In the future, we will explore new approaches of knowledge-driven LLM reasoning that can incorporate different type of knowledge sources hybridly, as well as new KG types that can be easier to combined with LLMs than existing KGs. Besides, multi-modal LLMs (specifically for chart and table understanding), LLM agents for complex reasoning tasks are also our research interests.

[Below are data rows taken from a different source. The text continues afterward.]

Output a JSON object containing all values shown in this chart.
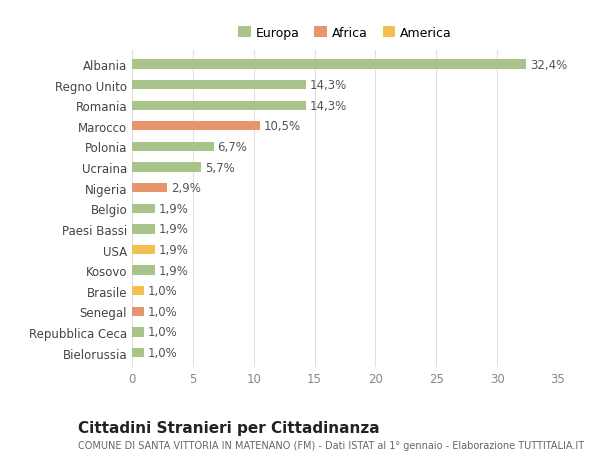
{
  "categories": [
    "Bielorussia",
    "Repubblica Ceca",
    "Senegal",
    "Brasile",
    "Kosovo",
    "USA",
    "Paesi Bassi",
    "Belgio",
    "Nigeria",
    "Ucraina",
    "Polonia",
    "Marocco",
    "Romania",
    "Regno Unito",
    "Albania"
  ],
  "values": [
    1.0,
    1.0,
    1.0,
    1.0,
    1.9,
    1.9,
    1.9,
    1.9,
    2.9,
    5.7,
    6.7,
    10.5,
    14.3,
    14.3,
    32.4
  ],
  "labels": [
    "1,0%",
    "1,0%",
    "1,0%",
    "1,0%",
    "1,9%",
    "1,9%",
    "1,9%",
    "1,9%",
    "2,9%",
    "5,7%",
    "6,7%",
    "10,5%",
    "14,3%",
    "14,3%",
    "32,4%"
  ],
  "colors": [
    "#a8c48a",
    "#a8c48a",
    "#e8956d",
    "#f0c050",
    "#a8c48a",
    "#f0c050",
    "#a8c48a",
    "#a8c48a",
    "#e8956d",
    "#a8c48a",
    "#a8c48a",
    "#e8956d",
    "#a8c48a",
    "#a8c48a",
    "#a8c48a"
  ],
  "legend_labels": [
    "Europa",
    "Africa",
    "America"
  ],
  "legend_colors": [
    "#a8c48a",
    "#e8956d",
    "#f0c050"
  ],
  "title": "Cittadini Stranieri per Cittadinanza",
  "subtitle": "COMUNE DI SANTA VITTORIA IN MATENANO (FM) - Dati ISTAT al 1° gennaio - Elaborazione TUTTITALIA.IT",
  "xlim": [
    0,
    35
  ],
  "xticks": [
    0,
    5,
    10,
    15,
    20,
    25,
    30,
    35
  ],
  "bg_color": "#ffffff",
  "grid_color": "#e0e0e0",
  "bar_height": 0.45,
  "label_fontsize": 8.5,
  "tick_fontsize": 8.5,
  "title_fontsize": 11,
  "subtitle_fontsize": 7.0
}
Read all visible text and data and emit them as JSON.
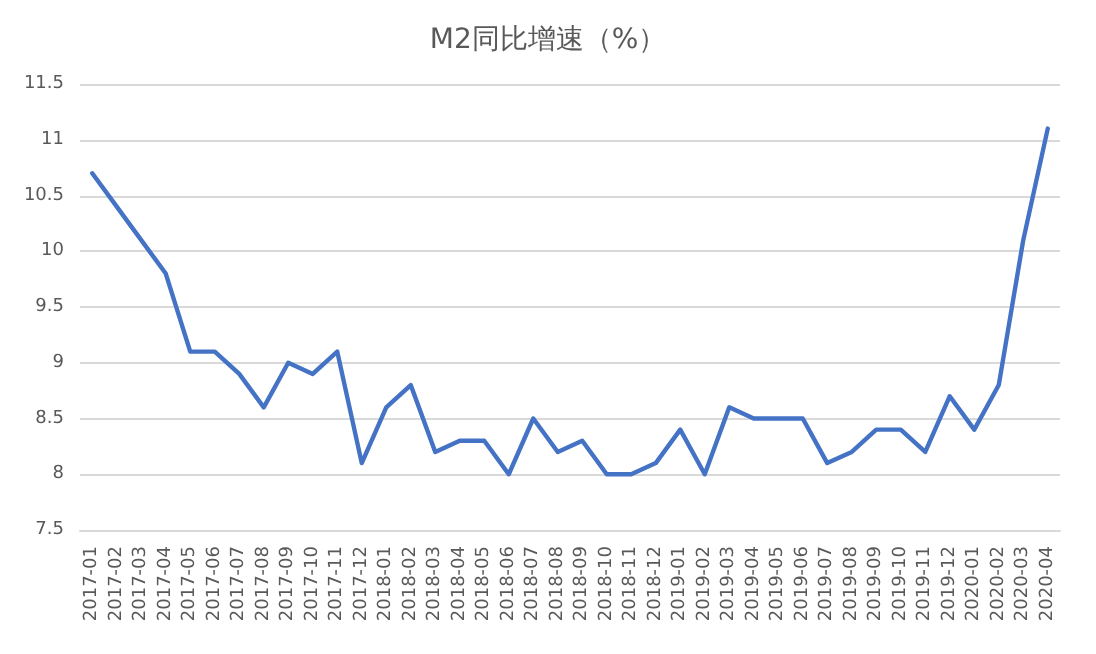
{
  "chart_data": {
    "type": "line",
    "title": "M2同比增速（%）",
    "categories": [
      "2017-01",
      "2017-02",
      "2017-03",
      "2017-04",
      "2017-05",
      "2017-06",
      "2017-07",
      "2017-08",
      "2017-09",
      "2017-10",
      "2017-11",
      "2017-12",
      "2018-01",
      "2018-02",
      "2018-03",
      "2018-04",
      "2018-05",
      "2018-06",
      "2018-07",
      "2018-08",
      "2018-09",
      "2018-10",
      "2018-11",
      "2018-12",
      "2019-01",
      "2019-02",
      "2019-03",
      "2019-04",
      "2019-05",
      "2019-06",
      "2019-07",
      "2019-08",
      "2019-09",
      "2019-10",
      "2019-11",
      "2019-12",
      "2020-01",
      "2020-02",
      "2020-03",
      "2020-04"
    ],
    "series": [
      {
        "color": "#4472c4",
        "values": [
          10.7,
          10.4,
          10.1,
          9.8,
          9.1,
          9.1,
          8.9,
          8.6,
          9.0,
          8.9,
          9.1,
          8.1,
          8.6,
          8.8,
          8.2,
          8.3,
          8.3,
          8.0,
          8.5,
          8.2,
          8.3,
          8.0,
          8.0,
          8.1,
          8.4,
          8.0,
          8.6,
          8.5,
          8.5,
          8.5,
          8.1,
          8.2,
          8.4,
          8.4,
          8.2,
          8.7,
          8.4,
          8.8,
          10.1,
          11.1
        ]
      }
    ],
    "ylim": [
      7.5,
      11.5
    ],
    "yticks": [
      7.5,
      8,
      8.5,
      9,
      9.5,
      10,
      10.5,
      11,
      11.5
    ],
    "grid": "y",
    "marker": "none",
    "line_style": "solid"
  }
}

Temporal Knowledge Graph (TKG) is structured as a multi-relational directed graph where each edge stands for an occurred fact. TKG consists of a large number of facts in the form of quadruple (subject entity, relation, object entity, timestamp) , or (s, r, o, t) for short, where entities (as nodes) are connected via relations with timestamps (as edges).
Many TKGs are human-created or automatically constructed from semi-structured and unstructured text, suffering the problem of incompleteness, i.e. many missing links among entities. This weakens the expressive ability of TKGs and restricts the range of TKG-based applications. To address this isse, we propose multiple TKG embedding model, including ATiSE (ISWC'2020 best student paper award nominee), TeRo (COLING'20), TeLM (NAACL'21), TRE (ECML'23) and TGeomE (TKDE), for predicting missing links on KGs by learning low-dimensional vector representations for entities, relations and timestamps. We also propose the first query embedding framework TFLEX (NeurIPS'23) which can model first-order logic and temporal logic in KG embedding spaces.
Since knowledge of TKGs is ever-changing and the temporal information makes TKGs highly dynamic. In the real world scenario, the emergence of new entities/relations in the development process over time creates the need for TKG reasoning in the inductive setting, where entities/relations in training TKGs do not completely overlap entities/relations in testing KGs. Thus, we propose MTKGE (WWW'23) and SST-BERT (SIGIR'23) which both can effectively model new emerging entities for inductive TKG reasoning.
Besides TKG reasoning, TKG alignment, which aims to finding equivalent entities between TKGs, can also benefit the completeness of TKGs by fusing TKGs. In our work TEA-GNN (EMNLP'2021), the task of TKG alignment was introduced for the first time. Follow-up works include TREA (WWW'22) and Simple-HHEA (WWW'24). In these papers, we propose different approaches and datasets, carefully designed for TKG alignment.